Today the new Weyes Blood album is out! If you’ve known me for the last few years, you will know that I am very annoying about the following things: Slowdive, the 2017 film Phantom Thread, vegan cheese, my cat Lulu, and Weyes Blood. I have put on And In the Darkness, Hearts Aglow on for the fourth time today because I love being autistic. Also because I stayed up until midnight to listen to it, which I rarely do these days. Anyway if you have Spotify you can listen to it here below. If you don’t… well, I suppose there’s YouTube or Apple Music or Tidal. Tidal is a bastard to work with though. And then when you’re done listening to that, go listen to Titanic Rising, her previous album which I played to death and annoyed countless people about in 2019. No regrets though.
I am coming towards the end of the semester here in my job at the University of Galway, where I’ve been employed as a lecturer since the start of the year. Which means that I’ll shortly be moving to Queen’s University Belfast to take up a Marie Skłowdowska-Curie Research Fellowship in the new year. I will be writing in due course about the research I’ll be undertaking there, but it’s more Irish Shakespeare performance, more actors, more celebrity. I am very excited about having more time to focus on my research; to move to a place as beautiful, communal, and vibrant as Belfast; and to work with mentors and colleagues who have made and make me feel like my work — and myself as a person — matter. I can’t express how much that means to me.

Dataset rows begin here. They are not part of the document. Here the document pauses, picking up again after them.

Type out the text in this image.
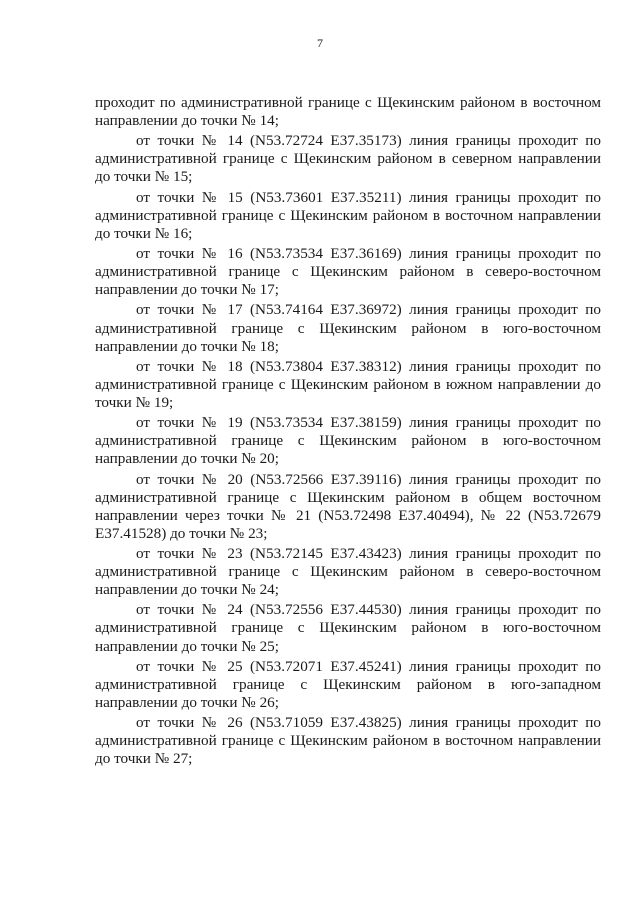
7

проходит по административной границе с Щекинским районом в восточном направлении до точки № 14;

от точки № 14 (N53.72724 E37.35173) линия границы проходит по административной границе с Щекинским районом в северном направлении до точки № 15;

от точки № 15 (N53.73601 E37.35211) линия границы проходит по административной границе с Щекинским районом в восточном направлении до точки № 16;

от точки № 16 (N53.73534 E37.36169) линия границы проходит по административной границе с Щекинским районом в северо-восточном направлении до точки № 17;

от точки № 17 (N53.74164 E37.36972) линия границы проходит по административной границе с Щекинским районом в юго-восточном направлении до точки № 18;

от точки № 18 (N53.73804 E37.38312) линия границы проходит по административной границе с Щекинским районом в южном направлении до точки № 19;

от точки № 19 (N53.73534 E37.38159) линия границы проходит по административной границе с Щекинским районом в юго-восточном направлении до точки № 20;

от точки № 20 (N53.72566 E37.39116) линия границы проходит по административной границе с Щекинским районом в общем восточном направлении через точки № 21 (N53.72498 E37.40494), № 22 (N53.72679 E37.41528) до точки № 23;

от точки № 23 (N53.72145 E37.43423) линия границы проходит по административной границе с Щекинским районом в северо-восточном направлении до точки № 24;

от точки № 24 (N53.72556 E37.44530) линия границы проходит по административной границе с Щекинским районом в юго-восточном направлении до точки № 25;

от точки № 25 (N53.72071 E37.45241) линия границы проходит по административной границе с Щекинским районом в юго-западном направлении до точки № 26;

от точки № 26 (N53.71059 E37.43825) линия границы проходит по административной границе с Щекинским районом в восточном направлении до точки № 27;
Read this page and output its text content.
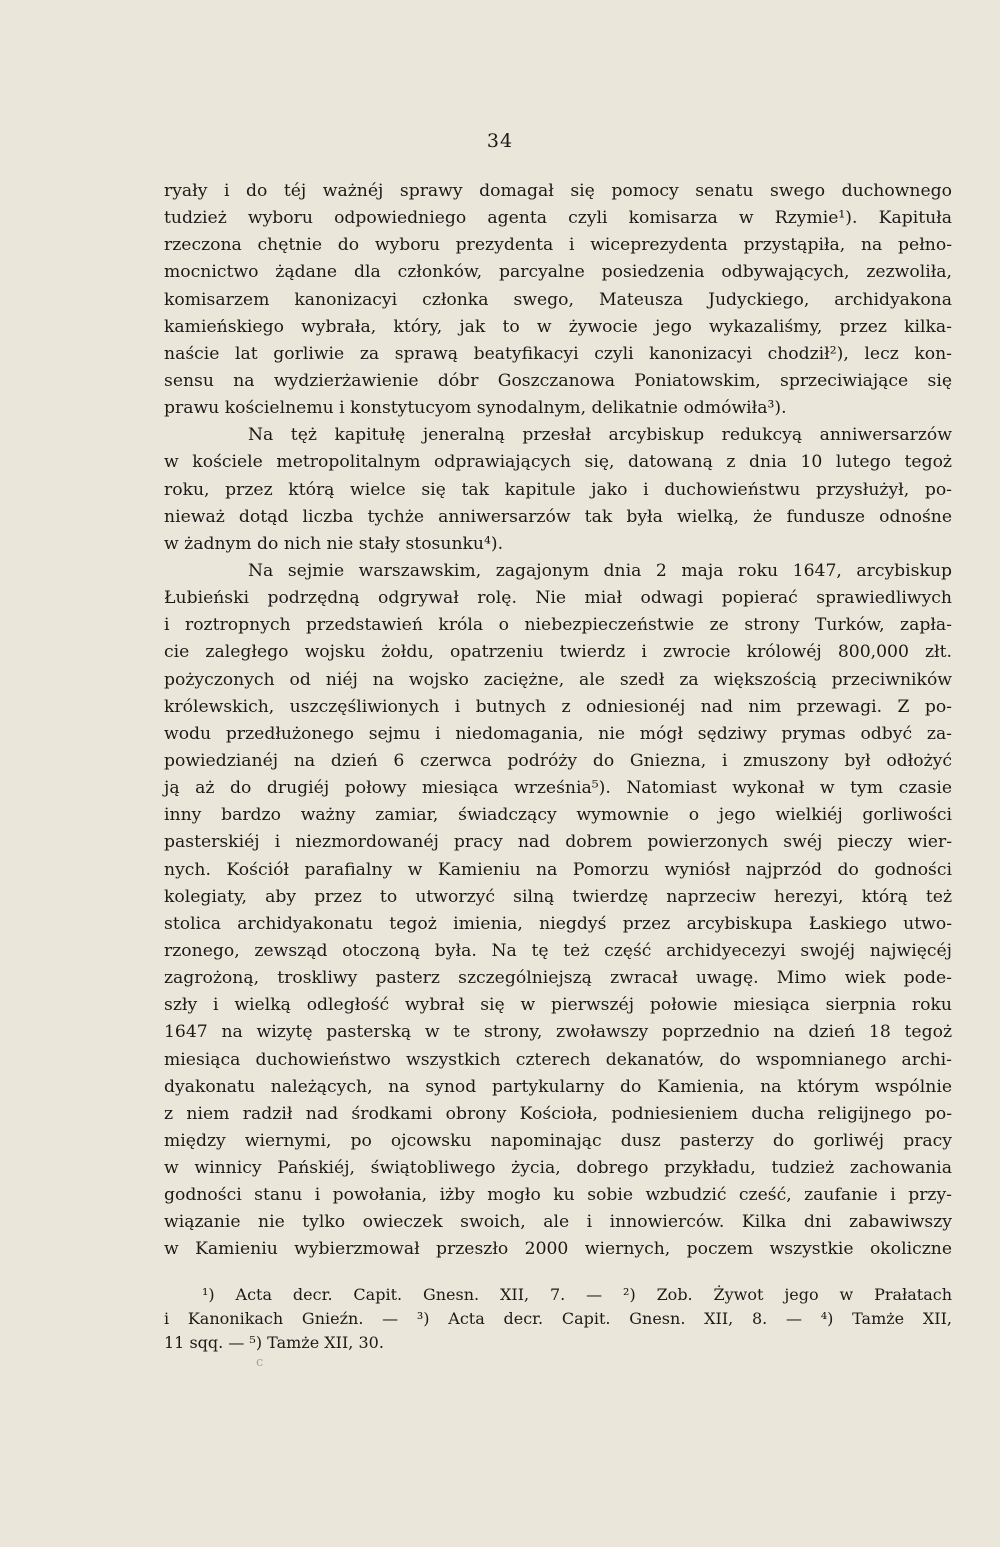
34
ryały i do téj ważnéj sprawy domagał się pomocy senatu swego duchownego
tudzież wyboru odpowiedniego agenta czyli komisarza w Rzymie¹). Kapituła
rzeczona chętnie do wyboru prezydenta i wiceprezydenta przystąpiła, na pełno-
mocnictwo żądane dla członków, parcyalne posiedzenia odbywających, zezwoliła,
komisarzem kanonizacyi członka swego, Mateusza Judyckiego, archidyakona
kamieńskiego wybrała, który, jak to w żywocie jego wykazaliśmy, przez kilka-
naście lat gorliwie za sprawą beatyfikacyi czyli kanonizacyi chodził²), lecz kon-
sensu na wydzierżawienie dóbr Goszczanowa Poniatowskim, sprzeciwiające się
prawu kościelnemu i konstytucyom synodalnym, delikatnie odmówiła³).
Na tęż kapitułę jeneralną przesłał arcybiskup redukcyą anniwersarzów
w kościele metropolitalnym odprawiających się, datowaną z dnia 10 lutego tegoż
roku, przez którą wielce się tak kapitule jako i duchowieństwu przysłużył, po-
nieważ dotąd liczba tychże anniwersarzów tak była wielką, że fundusze odnośne
w żadnym do nich nie stały stosunku⁴).
Na sejmie warszawskim, zagajonym dnia 2 maja roku 1647, arcybiskup
Łubieński podrzędną odgrywał rolę. Nie miał odwagi popierać sprawiedliwych
i roztropnych przedstawień króla o niebezpieczeństwie ze strony Turków, zapła-
cie zaległego wojsku żołdu, opatrzeniu twierdz i zwrocie królowéj 800,000 złt.
pożyczonych od niéj na wojsko zaciężne, ale szedł za większością przeciwników
królewskich, uszczęśliwionych i butnych z odniesionéj nad nim przewagi. Z po-
wodu przedłużonego sejmu i niedomagania, nie mógł sędziwy prymas odbyć za-
powiedzianéj na dzień 6 czerwca podróży do Gniezna, i zmuszony był odłożyć
ją aż do drugiéj połowy miesiąca września⁵). Natomiast wykonał w tym czasie
inny bardzo ważny zamiar, świadczący wymownie o jego wielkiéj gorliwości
pasterskiéj i niezmordowanéj pracy nad dobrem powierzonych swéj pieczy wier-
nych. Kościół parafialny w Kamieniu na Pomorzu wyniósł najprzód do godności
kolegiaty, aby przez to utworzyć silną twierdzę naprzeciw herezyi, którą też
stolica archidyakonatu tegoż imienia, niegdyś przez arcybiskupa Łaskiego utwo-
rzonego, zewsząd otoczoną była. Na tę też część archidyecezyi swojéj najwięcéj
zagrożoną, troskliwy pasterz szczególniejszą zwracał uwagę. Mimo wiek pode-
szły i wielką odległość wybrał się w pierwszéj połowie miesiąca sierpnia roku
1647 na wizytę pasterską w te strony, zwoławszy poprzednio na dzień 18 tegoż
miesiąca duchowieństwo wszystkich czterech dekanatów, do wspomnianego archi-
dyakonatu należących, na synod partykularny do Kamienia, na którym wspólnie
z niem radził nad środkami obrony Kościoła, podniesieniem ducha religijnego po-
między wiernymi, po ojcowsku napominając dusz pasterzy do gorliwéj pracy
w winnicy Pańskiéj, świątobliwego życia, dobrego przykładu, tudzież zachowania
godności stanu i powołania, iżby mogło ku sobie wzbudzić cześć, zaufanie i przy-
wiązanie nie tylko owieczek swoich, ale i innowierców. Kilka dni zabawiwszy
w Kamieniu wybierzmował przeszło 2000 wiernych, poczem wszystkie okoliczne
¹) Acta decr. Capit. Gnesn. XII, 7. — ²) Zob. Żywot jego w Prałatach
i Kanonikach Gnieźn. — ³) Acta decr. Capit. Gnesn. XII, 8. — ⁴) Tamże XII,
11 sqq. — ⁵) Tamże XII, 30.
c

The following things I will miss about Galway: my friends, students, and colleagues; coffee places in town like Coffeewerk + Press and Fairhill, and the nice baristas on campus; the West End of the city centre in general. The following things I will not miss: the Salmon-Weir Bridge; the paucity of public transport infrastructure for Galway county; how it is nigh impossible to find anywhere affordable to live in the city.
I’ve been listening to a lot of Low lately, in the wake of Mimi Parker’s passing from ovarian cancer. The loss of Mimi is devastating: you cannot replace her in a band like Low, which was built on the creative partnership of herself and her husband Alan Sparhawk. Now I had really liked Low, but I really got into them with the release of 2018’s Double Negative: it is a scuzzy, beautiful masterpiece of an album. I love it so much. 2021’s HEY WHAT is arguably a refinement of that aesthetic, and it has been sobering to revisit it in the last few weeks (see ‘More’: ‘I saw more than what I ever sought / I should have asked for more than what I got’). I regret that every chance I could have seen them in concert in Dublin over the years, I didn’t take it or didn’t try to make it work. (Even though, logistically and financially, it probably couldn’t work, but I digress.) Anyway, I’ve found myself delving further into their back catalogue these days, particularly 2001’s Things We Lost in the Fire and 2011’s C’mon. Here’s ‘Nothing But Heart’ from the latter: And here’s ‘Sunflower’ from the former: And, one of my favourites, ‘Always Trying To Work It Out’ from Double Negative: Also, it is a fact that Low also recorded the best Christmas album out there. Sorry to the A Christmas Gift For You fans but they know I am right (especially you, Jenda, you know this in your heart). Blast this on December 1 and raise a toast to Mimi:Rest in peace, Mimi Parker. And thanks for everything.
This year in the run-up to Christmas, I am experimenting with giving my cat an advent calendar. Lulu could either love the catnip and yoghurt treats, or she will turn up her (tiny pink) nose completely. There is no in-between with her. More on this anon.